At the time, Russell was sleeping with a close friend, also camping with us, which was perfectly acceptable on paper. He and I had broken over a year ago, I was dating someone else, and she was single. I truly harbored her no ill will about it. After all, I had made out with her ex-boyfriend at a party many years before. My hypocrisy only goes so far.
But it hurt. I was still in love with him (and in denial about it), which is perhaps why I shooed my boyfriend so brashly away from this situation. I was unable to hide my agony; I was afraid he would see. I could ignore those feelings while Russell and I were 200 miles apart most of the year — him in Dallas, me at UT. It was a lot harder when he was sitting across the fire from me, holding her hand.
She and Russell went to bed in the same tent, and I stayed up talking to that same ex-boyfriend of hers I’d made out with years before. We sat close, but nothing more. We were both hurting. Russell was his friend, she was mine; she was his ex, he was mine. The trouble with dating your friend group? It’s hard to get distance once you’ve broken up — the kind you need to grieve, heal and realize you’re okay without them. And the likelihood they’re going to date your friends is high.
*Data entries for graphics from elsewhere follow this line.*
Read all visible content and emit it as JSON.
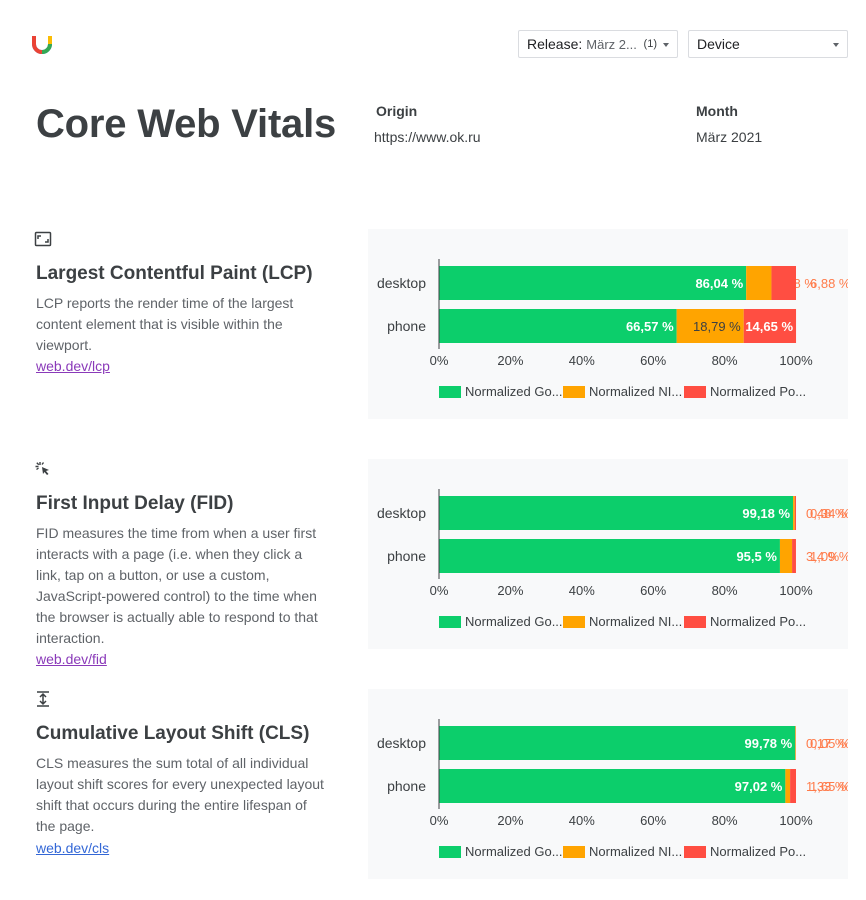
{
  "colors": {
    "good": "#0cce6b",
    "ni": "#ffa400",
    "poor": "#ff4e42",
    "panel": "#f8f9fa"
  },
  "header": {
    "logo_icon": "lighthouse-logo-icon",
    "release_label": "Release:",
    "release_value": "März 2...",
    "release_count": "(1)",
    "device_label": "Device"
  },
  "page_title": "Core Web Vitals",
  "origin": {
    "label": "Origin",
    "value": "https://www.ok.ru"
  },
  "month": {
    "label": "Month",
    "value": "März 2021"
  },
  "sections": [
    {
      "icon": "resize-frame-icon",
      "title": "Largest Contentful Paint (LCP)",
      "description": "LCP reports the render time of the largest content element that is visible within the viewport.",
      "link": "web.dev/lcp"
    },
    {
      "icon": "cursor-click-icon",
      "title": "First Input Delay (FID)",
      "description": "FID measures the time from when a user first interacts with a page (i.e. when they click a link, tap on a button, or use a custom, JavaScript-powered control) to the time when the browser is actually able to respond to that interaction.",
      "link": "web.dev/fid"
    },
    {
      "icon": "vertical-shift-icon",
      "title": "Cumulative Layout Shift (CLS)",
      "description": "CLS measures the sum total of all individual layout shift scores for every unexpected layout shift that occurs during the entire lifespan of the page.",
      "link": "web.dev/cls"
    }
  ],
  "chart_data": [
    {
      "type": "bar",
      "orientation": "horizontal",
      "stacked": true,
      "categories": [
        "desktop",
        "phone"
      ],
      "series": [
        {
          "name": "Normalized Go...",
          "values": [
            86.04,
            66.57
          ],
          "labels": [
            "86,04 %",
            "66,57 %"
          ]
        },
        {
          "name": "Normalized NI...",
          "values": [
            7.08,
            18.79
          ],
          "labels": [
            "7,08 %",
            "18,79 %"
          ]
        },
        {
          "name": "Normalized Po...",
          "values": [
            6.88,
            14.65
          ],
          "labels": [
            "6,88 %",
            "14,65 %"
          ]
        }
      ],
      "x_ticks": [
        "0%",
        "20%",
        "40%",
        "60%",
        "80%",
        "100%"
      ],
      "xlim": [
        0,
        100
      ],
      "legend": "bottom"
    },
    {
      "type": "bar",
      "orientation": "horizontal",
      "stacked": true,
      "categories": [
        "desktop",
        "phone"
      ],
      "series": [
        {
          "name": "Normalized Go...",
          "values": [
            99.18,
            95.5
          ],
          "labels": [
            "99,18 %",
            "95,5 %"
          ]
        },
        {
          "name": "Normalized NI...",
          "values": [
            0.48,
            3.4
          ],
          "labels": [
            "0,48 %",
            "3,4 %"
          ]
        },
        {
          "name": "Normalized Po...",
          "values": [
            0.34,
            1.09
          ],
          "labels": [
            "0,34 %",
            "1,09 %"
          ]
        }
      ],
      "x_ticks": [
        "0%",
        "20%",
        "40%",
        "60%",
        "80%",
        "100%"
      ],
      "xlim": [
        0,
        100
      ],
      "legend": "bottom"
    },
    {
      "type": "bar",
      "orientation": "horizontal",
      "stacked": true,
      "categories": [
        "desktop",
        "phone"
      ],
      "series": [
        {
          "name": "Normalized Go...",
          "values": [
            99.78,
            97.02
          ],
          "labels": [
            "99,78 %",
            "97,02 %"
          ]
        },
        {
          "name": "Normalized NI...",
          "values": [
            0.17,
            1.33
          ],
          "labels": [
            "0,17 %",
            "1,33 %"
          ]
        },
        {
          "name": "Normalized Po...",
          "values": [
            0.05,
            1.65
          ],
          "labels": [
            "0,05 %",
            "1,65 %"
          ]
        }
      ],
      "x_ticks": [
        "0%",
        "20%",
        "40%",
        "60%",
        "80%",
        "100%"
      ],
      "xlim": [
        0,
        100
      ],
      "legend": "bottom"
    }
  ]
}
Eventually, I was awake alone, sitting in the cold darkness, staring out into the trees, just like Russell was all those years ago when I was off making out in the cave. Touché, mon cher.
My heart was stabbed through with misery, and I felt like I deserved it. Maybe I did. I didn’t want to want Russell anymore. He was manipulative and complicated in a way that made me question my sanity. I didn’t need that in my life, but I wanted him all the same. And that night, I felt it all. I sat there with sadness, longing and heartbreak and with frustration and anger at myself for being unable to let go of him. The pain in my chest was physical.
When dawn rose with my still not having slept, I realized I’d survived. All of that pain had passed through me, and I felt scrubbed clean and raw. I was finally able to put Russell in my rearview mirror. I didn’t go home the next summer; I stayed in Austin going to summer school and working. I cited those practical reasons — the school to stay on my four-year graduation plan, the work for experience and money — but it also kept me away from him, kept me from backsliding. I did not see Russell again until I was engaged several years later.
This post was going to be about always wanting to be somewhere else…
…about how eventually, I have learned not to be always looking over into the next yard for where the party looks edgier and more fun. How I am so much better at being in the moment and loving it for what it is now. But it’s turned into a story about heartbreak, too — feeling it, and stumbling through it (for way too long) to come out the other side. I don’t know what this is. It’s kind of a mess, but my life in my 20s was like that. It burned bright — so many good stories, so much laughter and freedom in those years. And so much uncertainty, so many mistakes, so much pain and immaturity of thought. I’m glad I was there, glad I have the memories and the lessons, but I wouldn’t go back.